3 October 2003 Workstation vendor SGI has rebuffed SCO Group’s threat to revoke its Unix licence. In an open letter, SGI’s Rich Altmaier, vice president of software, said that the company’s Unix licence covered it against all possible claims over Linux intellectual property.
SCO is pursuing SGI because it claims that SGI has donated a “derivative work” of Unix, its XFS file system technology, to the open source operating system Linux.
Much of SCO’s Linux intellectual property infringement claims derive from its broad interpretation of what amounts to a ‘derivative work’. The Unix licences held by IBM, SGI and others explicitly state that any derivative works of the original Unix belong to SCO.
However, IBM and SGO counter that the functions that they have developed work on top of the operating system, are not derivative works and therefore SCO has no right either to claim ownership of them or intellectual property violations.
This SGI’s Altmaier makes clear in his letter: “XFS is an innovative SGI-created work. It is not a derivative work of System V in any sense and SGI has full rights to license it to whomever we choose and to contribute it to open source.”
“It may be that SCO is taking the position that merely because XFS is also distributed along with Irix [SGI’s Unix] it is somehow subject to the System V license. But if so, this is an absurd position, with no basis either in the license or in common sense.”
Altmaier also believes that SCO has mis-read the licence agreement between the two companies. “In fact, our Unix license clearly provides that SGI retains ownership and all rights as to all code that was not part of AT&Ts Unix System V,” he concludes.
But Chris Sontag, general manager of SCO’s intellectual property licensing division SCOSource, has indicated that SCO could pursue virtually every operating system maker on Earth.
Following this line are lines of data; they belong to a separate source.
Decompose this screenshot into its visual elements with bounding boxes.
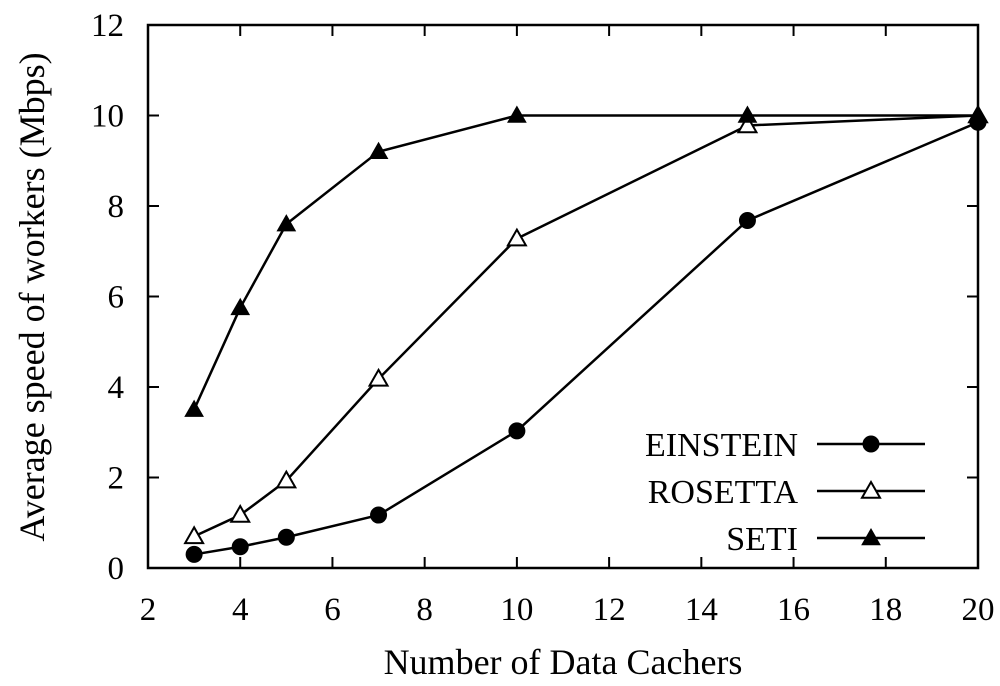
x-tick-label: 12 [593,592,626,628]
legend: EINSTEIN ROSETTA SETI [645,427,925,558]
data-point-einstein [508,422,526,440]
y-tick-label: 0 [108,551,125,587]
legend-label-seti: SETI [726,521,798,558]
data-point-einstein [185,545,203,563]
data-point-rosetta [367,367,390,387]
x-tick-label: 20 [962,592,995,628]
series-line-einstein [193,121,979,556]
x-axis-label: Number of Data Cachers [384,642,743,682]
y-tick-label: 12 [91,8,124,44]
legend-marker-seti [861,527,881,546]
data-point-seti [737,105,758,123]
data-point-rosetta [506,227,528,247]
data-point-rosetta [275,469,298,489]
x-tick-label: 2 [140,592,157,628]
series-line-rosetta [193,114,979,538]
y-tick-label: 8 [108,189,125,225]
data-point-seti [230,297,251,316]
data-point-seti [276,214,297,232]
series-line-seti [192,114,978,411]
x-tick-label: 6 [324,592,341,628]
legend-marker-einstein [862,435,880,453]
y-tick-label: 10 [91,99,124,135]
y-axis-label: Average speed of workers (Mbps) [12,52,52,541]
legend-marker-rosetta [860,479,882,499]
x-tick-label: 4 [232,592,249,628]
x-tick-label: 14 [685,592,718,628]
data-point-seti [184,399,204,417]
data-point-seti [368,141,389,159]
data-point-rosetta [736,114,759,134]
legend-label-rosetta: ROSETTA [648,474,799,511]
series-layer [183,104,989,563]
series-einstein [185,113,987,563]
x-tick-label: 18 [869,592,902,628]
data-point-einstein [370,506,388,524]
legend-label-einstein: EINSTEIN [645,427,798,464]
x-tick-label: 16 [777,592,810,628]
data-point-rosetta [229,504,251,523]
series-seti [184,105,988,417]
y-tick-label: 6 [108,280,125,316]
x-tick-label: 10 [500,592,533,628]
y-tick-label: 4 [108,370,125,406]
data-point-einstein [231,538,249,556]
x-tick-label: 8 [416,592,433,628]
data-point-seti [507,105,527,123]
data-point-einstein [277,528,295,546]
data-point-seti [968,105,988,123]
y-tick-label: 2 [108,461,125,497]
data-point-rosetta [183,525,205,545]
data-point-einstein [738,211,756,229]
plot-frame [146,23,980,570]
series-rosetta [183,104,989,545]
In a July 2003 interview with Byte magazine, Sontag said: “We believe that Unix System V provided the basic building blocks for all subsequent computer operating systems and that they all tend to be derived from Unix System V (and therefore, are claimed as SCO’s intellectual property)”.
System V Unix was developed at the laboratories of AT&T, originally as an operating system for running the giant US telecom operator’s switches. AT&T started licensing the operating system in the mid-1980s, before selling off the Unix division in 1993.